杰瑞科技汇

Python、MySQL、Excel如何高效协同处理数据?

Of course! This is a very common and powerful workflow in data analysis and automation. Connecting Python to a MySQL database to fetch data and then writing that data to an Excel file is a fantastic way to automate reporting and data processing.

Python、MySQL、Excel如何高效协同处理数据?-图1
(图片来源网络,侵删)

Here’s a complete guide covering the concepts, tools, and step-by-step code examples.

The Big Picture

The process generally follows these steps:

  1. Connect Python to MySQL: Use a library like mysql-connector-python to establish a connection to your database.
  2. Execute a Query: Write an SQL query (e.g., SELECT * FROM sales WHERE date > '2025-01-01') and execute it.
  3. Fetch the Data: Retrieve the results of the query from the database into your Python script.
  4. Connect Python to Excel: Use a library like pandas or openpyxl to create a new Excel file.
  5. Write Data to Excel: Take the data fetched from MySQL and write it into the Excel file, often into a specific worksheet.
  6. Close Connections: Properly close the database connection and save the Excel file.

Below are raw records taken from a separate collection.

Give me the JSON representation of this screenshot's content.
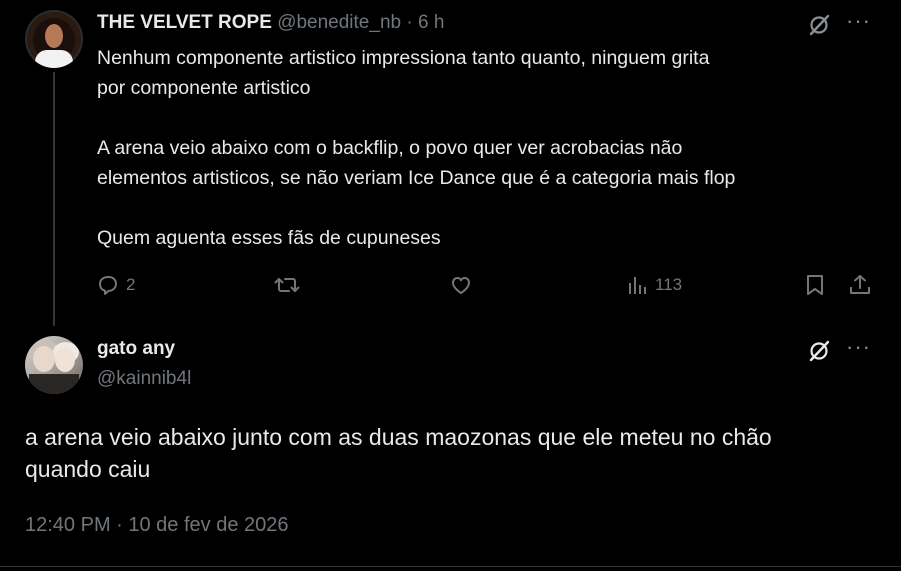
{
  "tweet1": {
    "display_name": "THE VELVET ROPE",
    "handle": "@benedite_nb",
    "separator": "·",
    "time_ago": "6 h",
    "text": "Nenhum componente artistico impressiona tanto quanto, ninguem grita\npor componente artistico\n\nA arena veio abaixo com o backflip, o povo quer ver acrobacias não\nelementos artisticos, se não veriam Ice Dance que é a categoria mais flop\n\nQuem aguenta esses fãs de cupuneses",
    "reply_count": "2",
    "views_count": "113",
    "more_glyph": "···"
  },
  "tweet2": {
    "display_name": "gato any",
    "handle": "@kainnib4l",
    "text": "a arena veio abaixo junto com as duas maozonas que ele meteu no chão\nquando caiu",
    "timestamp": "12:40 PM · 10 de fev de 2026",
    "more_glyph": "···"
  },
  "colors": {
    "background": "#000000",
    "text": "#e7e9ea",
    "muted": "#71767b",
    "divider": "#2f3336"
  },
  "icons": [
    "grok-icon",
    "more-icon",
    "reply-icon",
    "retweet-icon",
    "like-icon",
    "views-icon",
    "bookmark-icon",
    "share-icon"
  ]
}
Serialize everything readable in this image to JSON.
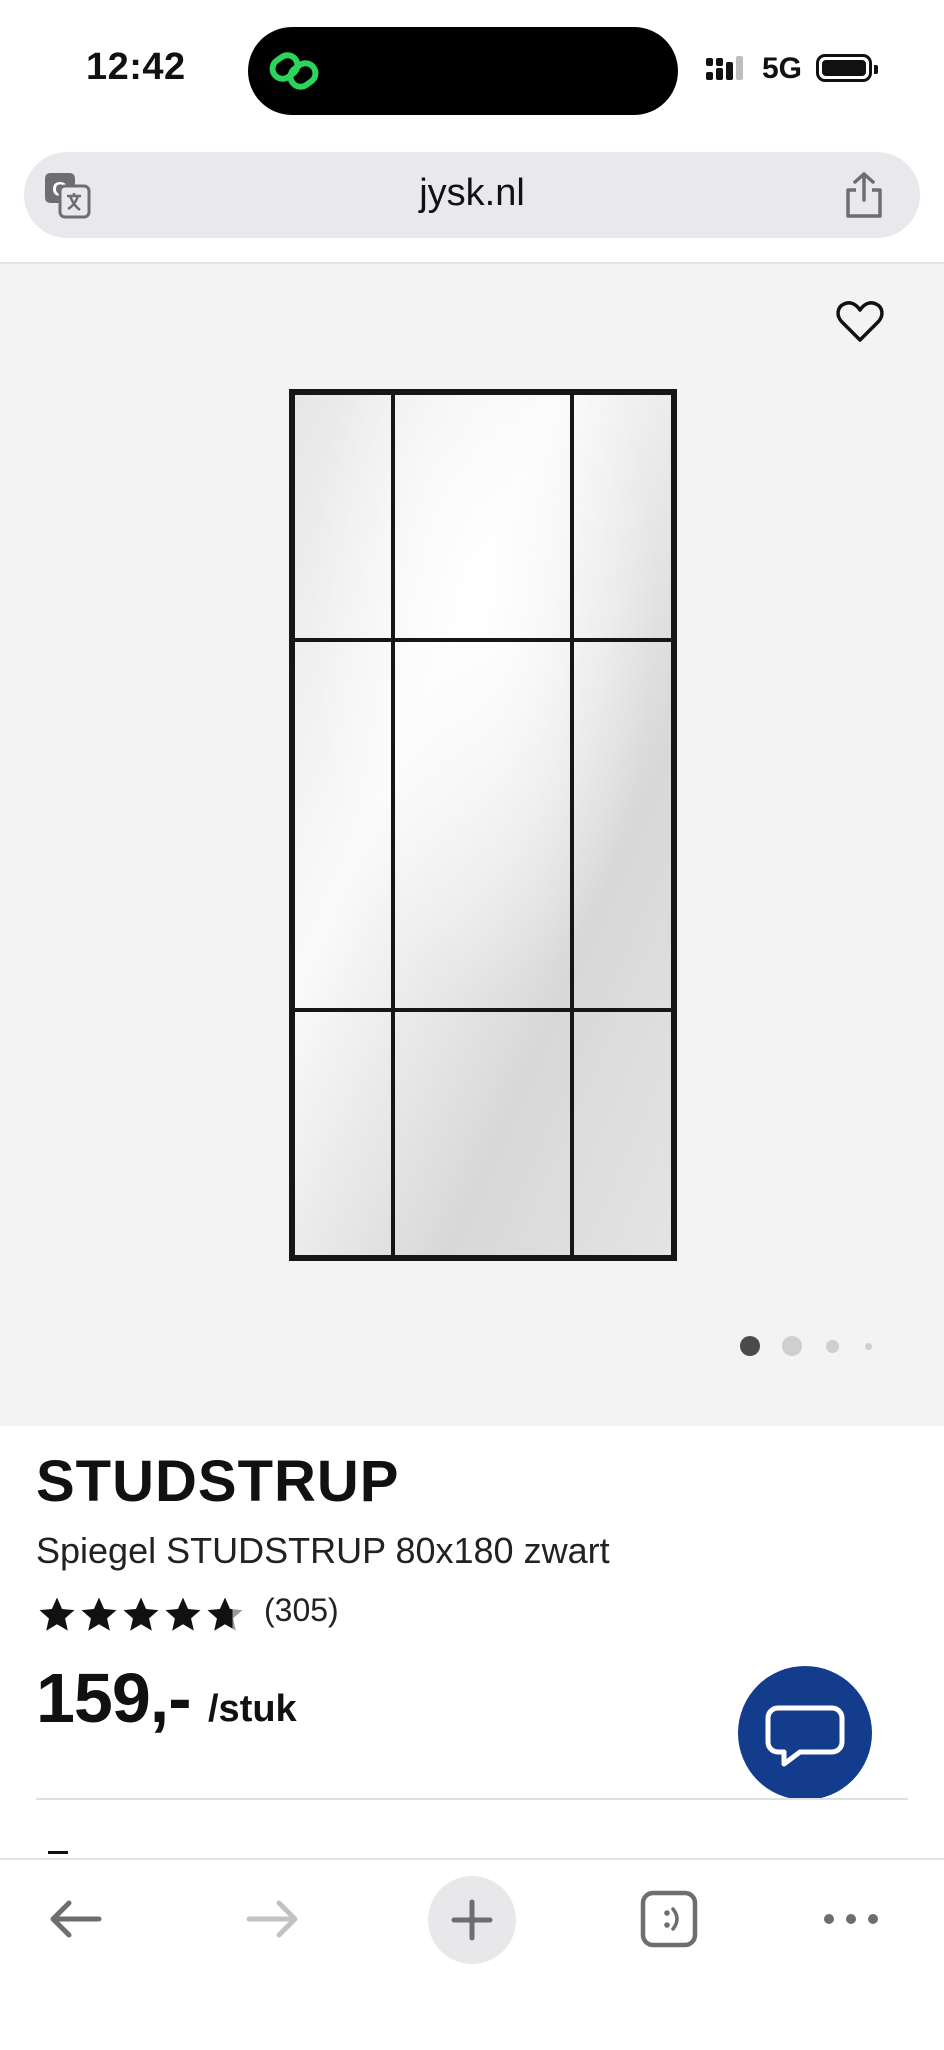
{
  "status": {
    "time": "12:42",
    "network": "5G"
  },
  "browser": {
    "url": "jysk.nl"
  },
  "gallery": {
    "image_alt": "Spiegel STUDSTRUP 80x180 zwart",
    "active_slide": 1,
    "slide_count": 4
  },
  "product": {
    "brand": "STUDSTRUP",
    "name": "Spiegel STUDSTRUP 80x180 zwart",
    "rating": 4.5,
    "rating_max": 5,
    "review_count": "(305)",
    "price": "159,-",
    "price_unit": "/stuk"
  },
  "colors": {
    "accent_chat": "#143c8c",
    "gallery_bg": "#f3f3f3",
    "status_icon": "#2bd45a"
  },
  "icons": {
    "translate": "translate-icon",
    "share": "share-icon",
    "favorite": "heart-icon",
    "chat": "chat-bubble-icon",
    "back": "arrow-left-icon",
    "forward": "arrow-right-icon",
    "new_tab": "plus-icon",
    "tabs": "tabs-icon",
    "more": "more-icon"
  }
}
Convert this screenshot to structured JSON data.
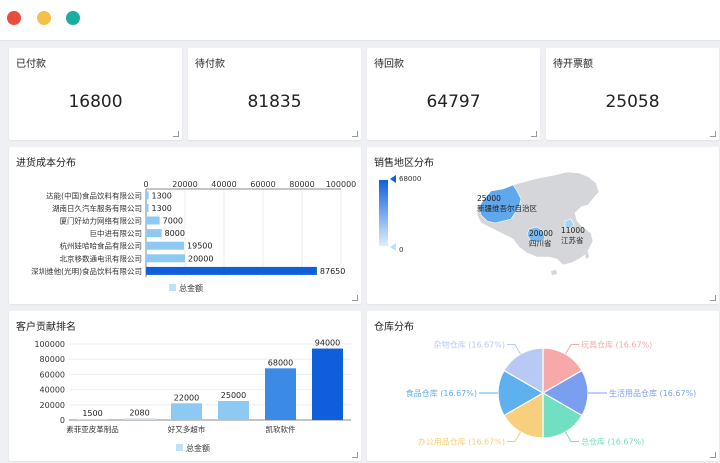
{
  "window": {
    "controls": [
      "close",
      "minimize",
      "maximize"
    ]
  },
  "kpis": [
    {
      "title": "已付款",
      "value": "16800"
    },
    {
      "title": "待付款",
      "value": "81835"
    },
    {
      "title": "待回款",
      "value": "64797"
    },
    {
      "title": "待开票额",
      "value": "25058"
    }
  ],
  "panels": {
    "purchase": {
      "title": "进货成本分布"
    },
    "region": {
      "title": "销售地区分布"
    },
    "customers": {
      "title": "客户贡献排名"
    },
    "warehouse": {
      "title": "仓库分布"
    }
  },
  "chart_data": [
    {
      "type": "bar",
      "orientation": "horizontal",
      "title": "进货成本分布",
      "categories": [
        "达能(中国)食品饮料有限公司",
        "湖南日久汽车服务有限公司",
        "厦门好幼力网络有限公司",
        "巨中进有限公司",
        "杭州娃哈哈食品有限公司",
        "北京移数通电讯有限公司",
        "深圳维他(光明)食品饮料有限公司"
      ],
      "series": [
        {
          "name": "总金额",
          "values": [
            1300,
            1300,
            7000,
            8000,
            19500,
            20000,
            87650
          ]
        }
      ],
      "xlim": [
        0,
        100000
      ],
      "xticks": [
        "0",
        "20000",
        "40000",
        "60000",
        "80000",
        "100000"
      ],
      "colors": {
        "light": "#8ec9f3",
        "highlight": "#0f5fdc"
      },
      "legend": "bottom"
    },
    {
      "type": "map",
      "title": "销售地区分布",
      "visual_range": {
        "max": "68000",
        "min": "0"
      },
      "regions": [
        {
          "name": "新疆维吾尔自治区",
          "value": "25000"
        },
        {
          "name": "四川省",
          "value": "20000"
        },
        {
          "name": "江苏省",
          "value": "11000"
        }
      ],
      "colors": {
        "low": "#dff0fb",
        "high": "#0f5fdc",
        "land": "#d4d6da"
      }
    },
    {
      "type": "bar",
      "title": "客户贡献排名",
      "categories": [
        "素菲亚皮革制品",
        "",
        "好又多超市",
        "",
        "凯软软件",
        ""
      ],
      "series": [
        {
          "name": "总金额",
          "values": [
            1500,
            2080,
            22000,
            25000,
            68000,
            94000
          ]
        }
      ],
      "data_labels": [
        "1500",
        "2080",
        "22000",
        "25000",
        "68000",
        "94000"
      ],
      "ylim": [
        0,
        100000
      ],
      "yticks": [
        "0",
        "20000",
        "40000",
        "60000",
        "80000",
        "100000"
      ],
      "colors": [
        "#bfe2f9",
        "#bfe2f9",
        "#8ec9f3",
        "#8ec9f3",
        "#3a8ae6",
        "#0f5fdc"
      ],
      "legend": "bottom"
    },
    {
      "type": "pie",
      "title": "仓库分布",
      "slices": [
        {
          "name": "玩具仓库",
          "label": "玩具仓库 (16.67%)",
          "value": 16.67,
          "color": "#f7a8a8"
        },
        {
          "name": "生活用品仓库",
          "label": "生活用品仓库 (16.67%)",
          "value": 16.67,
          "color": "#7b9ff0"
        },
        {
          "name": "总仓库",
          "label": "总仓库 (16.67%)",
          "value": 16.67,
          "color": "#70dfc2"
        },
        {
          "name": "办公用品仓库",
          "label": "办公用品仓库 (16.67%)",
          "value": 16.67,
          "color": "#f8cf7d"
        },
        {
          "name": "食品仓库",
          "label": "食品仓库 (16.67%)",
          "value": 16.67,
          "color": "#5fb0ee"
        },
        {
          "name": "杂物仓库",
          "label": "杂物仓库 (16.67%)",
          "value": 16.67,
          "color": "#b8c9f5"
        }
      ]
    }
  ]
}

Step 1: Prerequisites & Installation

First, you need to install the necessary Python libraries. Open your terminal or command prompt and run:

# For connecting to MySQL
pip install mysql-connector-python
# For reading and writing Excel files (pandas is highly recommended)
pip install pandas
pip install openpyxl  # This is the engine pandas uses for .xlsx files

You also need to have your MySQL database credentials ready:

Python、MySQL、Excel如何高效协同处理数据?-图2
(图片来源网络,侵删)
  • Hostname (e.g., localhost or an IP address)
  • Username
  • Password
  • Database Name

Step 2: The Easiest & Most Powerful Method (Using Pandas)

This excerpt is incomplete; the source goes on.